Causes of Chad’s Food Shortage
While drought has ravaged Chad and surrounding countries for the past couple of years and undoubtedly plays a role, it is not the most significant factor causing Chad’s food shortage. Many factors have contributed to the severity of food insecurity in Chad.
In 2021, Chad experienced its second straight year of recession, with the country’s GDP dropping by 1.2% over the course of the year. Rising food prices, due to a combination of gradual inflation and rapid inflation sparked by Russia’s invasion of Ukraine, have placed the final nail in the coffin. Internationally, according to the United Nations Food and Agriculture Organization, global wheat prices have increased for the fourth month in a row, rising 5.6% in May 2022 alone. Rising prices combined with dropping income place the people of Chad in a difficult situation. The U.N. ranks Chad as the third most impoverished nation in the world in 2022, a status that the current food emergency does not ease.
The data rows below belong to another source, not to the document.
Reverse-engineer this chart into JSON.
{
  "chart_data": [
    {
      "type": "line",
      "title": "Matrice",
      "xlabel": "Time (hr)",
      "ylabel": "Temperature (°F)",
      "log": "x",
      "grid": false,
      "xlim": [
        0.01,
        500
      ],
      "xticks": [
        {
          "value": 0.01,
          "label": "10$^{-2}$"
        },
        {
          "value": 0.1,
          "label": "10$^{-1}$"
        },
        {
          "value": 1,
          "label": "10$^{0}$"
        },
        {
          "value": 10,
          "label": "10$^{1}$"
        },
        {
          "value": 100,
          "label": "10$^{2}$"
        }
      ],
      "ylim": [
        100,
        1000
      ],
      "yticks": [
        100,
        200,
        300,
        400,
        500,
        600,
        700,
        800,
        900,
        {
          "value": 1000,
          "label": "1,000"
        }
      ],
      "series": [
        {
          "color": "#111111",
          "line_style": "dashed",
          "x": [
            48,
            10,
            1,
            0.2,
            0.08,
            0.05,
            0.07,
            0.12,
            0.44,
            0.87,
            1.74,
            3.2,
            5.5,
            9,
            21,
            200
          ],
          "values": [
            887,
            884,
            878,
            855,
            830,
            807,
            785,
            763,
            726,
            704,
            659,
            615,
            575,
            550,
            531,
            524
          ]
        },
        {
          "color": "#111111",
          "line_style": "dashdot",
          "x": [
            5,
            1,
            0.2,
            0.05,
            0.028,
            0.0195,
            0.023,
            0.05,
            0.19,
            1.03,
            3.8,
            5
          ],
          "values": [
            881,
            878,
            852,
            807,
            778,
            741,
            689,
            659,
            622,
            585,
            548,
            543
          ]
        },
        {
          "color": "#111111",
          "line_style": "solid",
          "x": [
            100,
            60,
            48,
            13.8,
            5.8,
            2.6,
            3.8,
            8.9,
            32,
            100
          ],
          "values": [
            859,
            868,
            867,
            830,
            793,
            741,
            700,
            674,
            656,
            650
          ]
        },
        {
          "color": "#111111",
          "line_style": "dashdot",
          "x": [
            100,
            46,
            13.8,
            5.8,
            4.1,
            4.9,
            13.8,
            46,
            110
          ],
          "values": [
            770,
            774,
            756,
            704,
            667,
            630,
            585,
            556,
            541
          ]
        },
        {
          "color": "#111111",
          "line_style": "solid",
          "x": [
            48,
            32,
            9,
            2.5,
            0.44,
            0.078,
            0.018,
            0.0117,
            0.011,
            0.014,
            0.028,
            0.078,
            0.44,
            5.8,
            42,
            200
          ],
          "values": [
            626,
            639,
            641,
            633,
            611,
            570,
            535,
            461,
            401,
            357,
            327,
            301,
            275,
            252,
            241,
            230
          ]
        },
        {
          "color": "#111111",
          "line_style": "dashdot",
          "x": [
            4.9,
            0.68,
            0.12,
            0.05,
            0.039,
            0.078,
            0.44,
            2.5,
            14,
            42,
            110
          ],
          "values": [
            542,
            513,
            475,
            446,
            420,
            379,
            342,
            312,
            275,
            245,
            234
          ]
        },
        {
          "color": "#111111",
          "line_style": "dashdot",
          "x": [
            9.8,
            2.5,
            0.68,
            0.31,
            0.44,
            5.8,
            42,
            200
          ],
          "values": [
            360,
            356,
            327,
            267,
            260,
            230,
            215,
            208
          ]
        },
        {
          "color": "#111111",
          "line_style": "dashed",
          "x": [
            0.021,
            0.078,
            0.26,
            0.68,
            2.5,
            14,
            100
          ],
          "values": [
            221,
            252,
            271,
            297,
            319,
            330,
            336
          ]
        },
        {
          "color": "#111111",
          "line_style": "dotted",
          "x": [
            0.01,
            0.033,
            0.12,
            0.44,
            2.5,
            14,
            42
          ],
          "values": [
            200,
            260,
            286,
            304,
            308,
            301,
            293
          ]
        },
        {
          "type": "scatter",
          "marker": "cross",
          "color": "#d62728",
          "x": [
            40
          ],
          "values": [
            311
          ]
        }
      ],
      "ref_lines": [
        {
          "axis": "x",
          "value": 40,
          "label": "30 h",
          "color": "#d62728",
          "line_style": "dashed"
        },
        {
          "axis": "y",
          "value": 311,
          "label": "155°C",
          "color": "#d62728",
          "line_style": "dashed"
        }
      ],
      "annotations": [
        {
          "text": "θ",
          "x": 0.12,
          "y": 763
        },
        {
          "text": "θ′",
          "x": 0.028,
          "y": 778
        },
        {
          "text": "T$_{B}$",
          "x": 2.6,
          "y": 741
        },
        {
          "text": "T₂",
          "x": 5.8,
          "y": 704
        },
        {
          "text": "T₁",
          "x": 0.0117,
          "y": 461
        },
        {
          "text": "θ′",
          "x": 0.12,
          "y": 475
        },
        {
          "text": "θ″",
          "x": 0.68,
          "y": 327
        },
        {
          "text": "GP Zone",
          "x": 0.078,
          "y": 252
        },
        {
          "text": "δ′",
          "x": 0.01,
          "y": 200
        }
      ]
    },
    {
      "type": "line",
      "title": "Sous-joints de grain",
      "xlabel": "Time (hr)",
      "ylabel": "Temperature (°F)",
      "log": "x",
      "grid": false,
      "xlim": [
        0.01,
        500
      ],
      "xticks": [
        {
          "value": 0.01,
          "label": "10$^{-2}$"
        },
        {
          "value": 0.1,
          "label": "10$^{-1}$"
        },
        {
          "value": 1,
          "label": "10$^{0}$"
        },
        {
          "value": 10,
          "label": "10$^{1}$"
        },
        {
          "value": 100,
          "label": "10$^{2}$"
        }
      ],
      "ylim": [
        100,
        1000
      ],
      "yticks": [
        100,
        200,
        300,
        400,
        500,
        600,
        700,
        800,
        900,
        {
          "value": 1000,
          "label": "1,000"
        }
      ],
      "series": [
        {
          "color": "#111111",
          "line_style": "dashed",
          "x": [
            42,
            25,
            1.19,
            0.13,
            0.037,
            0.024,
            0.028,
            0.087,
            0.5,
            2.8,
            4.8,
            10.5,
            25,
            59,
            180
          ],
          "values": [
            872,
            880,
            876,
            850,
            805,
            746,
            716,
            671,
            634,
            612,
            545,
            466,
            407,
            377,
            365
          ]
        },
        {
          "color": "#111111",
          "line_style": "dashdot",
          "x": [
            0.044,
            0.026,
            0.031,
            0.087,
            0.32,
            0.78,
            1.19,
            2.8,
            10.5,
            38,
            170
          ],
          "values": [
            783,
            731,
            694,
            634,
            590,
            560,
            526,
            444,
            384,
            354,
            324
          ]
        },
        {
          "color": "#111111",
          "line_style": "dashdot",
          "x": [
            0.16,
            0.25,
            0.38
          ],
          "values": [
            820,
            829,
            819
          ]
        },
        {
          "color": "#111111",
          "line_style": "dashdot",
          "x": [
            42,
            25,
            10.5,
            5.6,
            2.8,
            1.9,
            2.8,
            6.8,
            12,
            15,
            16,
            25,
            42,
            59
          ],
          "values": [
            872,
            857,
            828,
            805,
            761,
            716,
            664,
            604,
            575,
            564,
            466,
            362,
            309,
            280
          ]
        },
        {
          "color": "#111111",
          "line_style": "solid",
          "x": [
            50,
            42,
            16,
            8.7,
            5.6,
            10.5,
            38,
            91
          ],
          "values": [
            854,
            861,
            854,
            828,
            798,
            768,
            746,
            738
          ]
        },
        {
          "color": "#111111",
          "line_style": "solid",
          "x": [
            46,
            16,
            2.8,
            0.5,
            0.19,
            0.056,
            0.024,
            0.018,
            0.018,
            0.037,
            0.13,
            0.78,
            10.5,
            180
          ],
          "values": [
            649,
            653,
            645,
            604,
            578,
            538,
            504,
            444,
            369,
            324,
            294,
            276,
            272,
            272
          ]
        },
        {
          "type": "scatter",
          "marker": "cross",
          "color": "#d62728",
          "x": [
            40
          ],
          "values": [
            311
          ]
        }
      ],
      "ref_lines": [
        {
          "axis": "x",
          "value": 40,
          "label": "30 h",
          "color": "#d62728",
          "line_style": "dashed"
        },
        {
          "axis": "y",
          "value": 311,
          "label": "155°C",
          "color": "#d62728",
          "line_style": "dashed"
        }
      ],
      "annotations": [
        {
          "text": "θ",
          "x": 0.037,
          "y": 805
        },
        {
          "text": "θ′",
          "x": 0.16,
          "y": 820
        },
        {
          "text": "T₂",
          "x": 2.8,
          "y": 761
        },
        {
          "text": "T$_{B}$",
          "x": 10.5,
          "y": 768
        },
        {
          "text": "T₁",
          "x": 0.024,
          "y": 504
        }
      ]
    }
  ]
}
Solutions and the Way Forward
Chad’s food shortage has prompted the country to request urgent aid from the international community. While at the moment it is unclear which countries will answer the call, one organization that is already helping is the World Food Programme (WFP).
The humanitarian organization aims to provide assistance to approximately 3 million people facing food insecurity in Chad in 2022. About 42% of the population of Chad falls below the poverty line, but the WFP plans to help in a few ways. The organization provides displaced people within Chad with cash-based transfers to purchase food. The WFP also works with the Ministry of Health to support government-backed nutrition programs, reaching “458,000 children and 235,400 pregnant and nursing women with specialized nutritious foods” in 2021.
Another measure the organization is taking is working to provide children within Chad with school lunches. These provided meals not only help with food insecurity but also encourage school enrollment in a country with low rates of education. These school meals reached 200,000 children in 2021.
Chad’s call to action came just days before a meeting between Vladimir Putin, the president of Russia, and Macky Sall, the head of the African Union. On June 3, 2021, Sall met with Putin to discuss “freeing up stocks of cereals and fertilizers, the blockage of which particularly affects African countries.” The discussion did not spark any immediate change but there is cause for optimism as Putin said “We strive to develop humanitarian ties with African countries and will do everything in our power to make this process gain momentum.”
Whatever the outcome, Chad will need the support of numerous countries and organizations across the globe.